Iron Horse Bicycle Classic exciting for everyone involved
The Iron Horse Bicycle Classic is a festival of cycling over the Memorial Day weekend in Durango. There are fun activities for everyone including spectators, roadies, dirt chasers, townies and kids. You can race, ride, or get dressed up in cool costumes. And there are no shortages of places to cool off with a frosty beverage.
The marquis event however, remains the Iron Horse ride itself from Durango to Silverton. It is 50 miles with 6,650 feet of vertical climbing and two passes more than 10,500 feet above sea level.
The race originally was started by Tom and Jim Mayer. Jim was an engineer on the old steam-powered railroad (Iron Horse) that ran from Durango to Silverton, and his younger brother Jim was a cyclist. One day, Jim challenged Tom to a race: He would ride his bike while Tom drove the train. When the train arrived at the station in Silverton, Jim was waiting for his brother.
The first official event was held in 1972 with 36 riders. This year, 3,950 registered entrants from 42 states and four countries descended on Durango to ride bikes.

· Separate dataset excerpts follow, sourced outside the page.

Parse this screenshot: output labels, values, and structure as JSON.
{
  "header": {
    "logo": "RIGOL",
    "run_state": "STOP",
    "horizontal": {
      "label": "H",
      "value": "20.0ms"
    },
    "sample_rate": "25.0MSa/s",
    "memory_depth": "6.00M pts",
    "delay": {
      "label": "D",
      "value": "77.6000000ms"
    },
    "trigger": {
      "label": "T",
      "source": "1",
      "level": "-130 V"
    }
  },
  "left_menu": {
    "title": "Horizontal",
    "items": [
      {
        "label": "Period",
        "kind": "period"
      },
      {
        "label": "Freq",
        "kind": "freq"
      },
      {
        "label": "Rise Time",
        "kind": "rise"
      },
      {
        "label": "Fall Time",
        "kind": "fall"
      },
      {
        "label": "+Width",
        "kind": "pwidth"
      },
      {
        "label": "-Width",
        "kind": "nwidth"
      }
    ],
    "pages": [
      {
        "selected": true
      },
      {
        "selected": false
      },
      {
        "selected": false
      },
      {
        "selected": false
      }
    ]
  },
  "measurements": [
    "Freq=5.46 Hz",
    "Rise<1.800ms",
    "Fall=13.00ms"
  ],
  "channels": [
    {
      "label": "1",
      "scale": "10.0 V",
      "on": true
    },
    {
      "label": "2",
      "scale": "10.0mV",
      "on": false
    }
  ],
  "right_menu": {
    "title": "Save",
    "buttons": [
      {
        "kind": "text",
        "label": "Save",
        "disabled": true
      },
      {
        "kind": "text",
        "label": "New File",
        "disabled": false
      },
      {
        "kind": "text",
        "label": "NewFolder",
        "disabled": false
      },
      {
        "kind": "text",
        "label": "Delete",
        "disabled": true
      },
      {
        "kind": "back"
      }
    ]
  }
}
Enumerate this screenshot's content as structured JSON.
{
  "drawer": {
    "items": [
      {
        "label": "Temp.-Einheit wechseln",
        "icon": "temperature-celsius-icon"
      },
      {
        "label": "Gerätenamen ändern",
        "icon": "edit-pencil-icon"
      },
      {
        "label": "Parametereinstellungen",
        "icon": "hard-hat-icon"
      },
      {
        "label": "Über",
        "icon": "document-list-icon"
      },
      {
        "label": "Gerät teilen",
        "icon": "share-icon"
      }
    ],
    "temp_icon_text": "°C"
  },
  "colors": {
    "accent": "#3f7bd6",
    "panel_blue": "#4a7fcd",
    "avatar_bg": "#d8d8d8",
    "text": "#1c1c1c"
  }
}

At 8 a.m., my wife, Mandie, and I loaded our children on the train and waited with more than 1,000 citizen riders for the train whistle to blow. We were having our own family race with the parents against the kids. This was not going to be an easy task. The train usually takes about 3 1/2 hours, which meant we needed to average just over 14 mph.
There essentially are four distinct sections to the Iron Horse: the flat section along the Animas River, followed by three climbs to Purgatory, Coal Bank Pass and Molas Pass.
I knew that to beat the train, we needed to be fast on the flats, the rollers and the descents, and we would need to climb at a hard but steady pace.
We got great luck with a strong tailwind at the start. This pushed the pace of the peloton, and at times we were cruising at more than 30 mph. This pace was a bit too fast, and we began to drift toward the back.
We settled in with a group of about 20 riders, and I rode at the front at a fast and steady tempo. At around mile 15 we hit the base of the first climb to Purgatory. We had 35 miles to go, of which 28 were uphill.
The first climb is on a wide, open road with a steep grade. We settled into a nice rhythm and were ahead of schedule to beat the train.
As we neared Durango Mountain Resort we heard the ominous whistle of a steam train in the distance. This motivated us to slightly pick up the pace as the climb turned to rollers. On one of these rollers we caught 8-year-old Ivan Sippy.
He was out of his saddle and passing dozens of riders. As I rode up to him I mentioned that he had a smooth cadence like a seasoned pro. He got a huge grin on his face and then picked up the pace and dropped his mother.
As we approached the resort we passed a sign that read, “24 miles to Silverton.” Half the distance was over, but we still had both Coal Bank and Molas passes to climb. My watch read 90 minutes, which meant we had just about two hours left to beat the train.
At this point in the ride, the road is closed to traffic, but it is still important to stay right of the yellow line in case an emergency vehicle is heading back toward Durango.
The road took a sharp U-turn at the bottom of Coal Bank Pass, and I knew we had more than five miles and about 2,700 feet of climbing to the top. The only sounds were the rush of the spring runoff and the heavy breathing of the suffering riders. Coal Bank Pass is steep, and the altitude begins to wear on the body.
After climbing for about 30 minutes, a sign indicated an elevation of 10,000 feet. We still had more than a mile, and the effects of the altitude became noticeable. Many people were walking their bikes, and we continued at a steady grind.
We began to hear music emanating from the woods; with each pedal stroke it became louder. As we rounded a bend, we rode past a group of eight to 10 people throwing a party. They were playing loud music, drinking beers and cheering each rider. It was a fun distraction, and it also meant we were close to the top.
We finally crested the pass and started the descent. Under normal circumstances it would be fun, but with the strong winds we had to be cautious.
Molas Pass was the final hurdle in our quest to Silverton. It is very high and offers little protection from the wind, and it really began to howl. Around each bend it would switch from a welcoming tail wind to a punishing head wind. At one point I was struggling to maintain control of the bike, and a woman in front of me was blown off the road. We stopped to help her up, and fortunately she was uninjured. We continued to push up the climb. The grade is not steep, but after three-plus hours of riding and an altitude above 10,000 feet, it is tough.
We finally crested the pass and had an enjoyable descent into Silverton. The streets in Silverton are lined with people clapping, ringing bells and encouraging each rider. We had failed in our efforts to beat the train by about 20 minutes. But we had grins on our faces as we crossed the finish line.
The Iron Horse is a great example of how broad community support, consistency and a diverse product can be a great economic boon to a community. I am sure it is a lot of work for the organizers, but for the cycling fan and participant, it is as much fun as one can have on a bike. I hope to be back for the 42nd edition next year. And maybe this time, my wife and I will be waiting for our kids.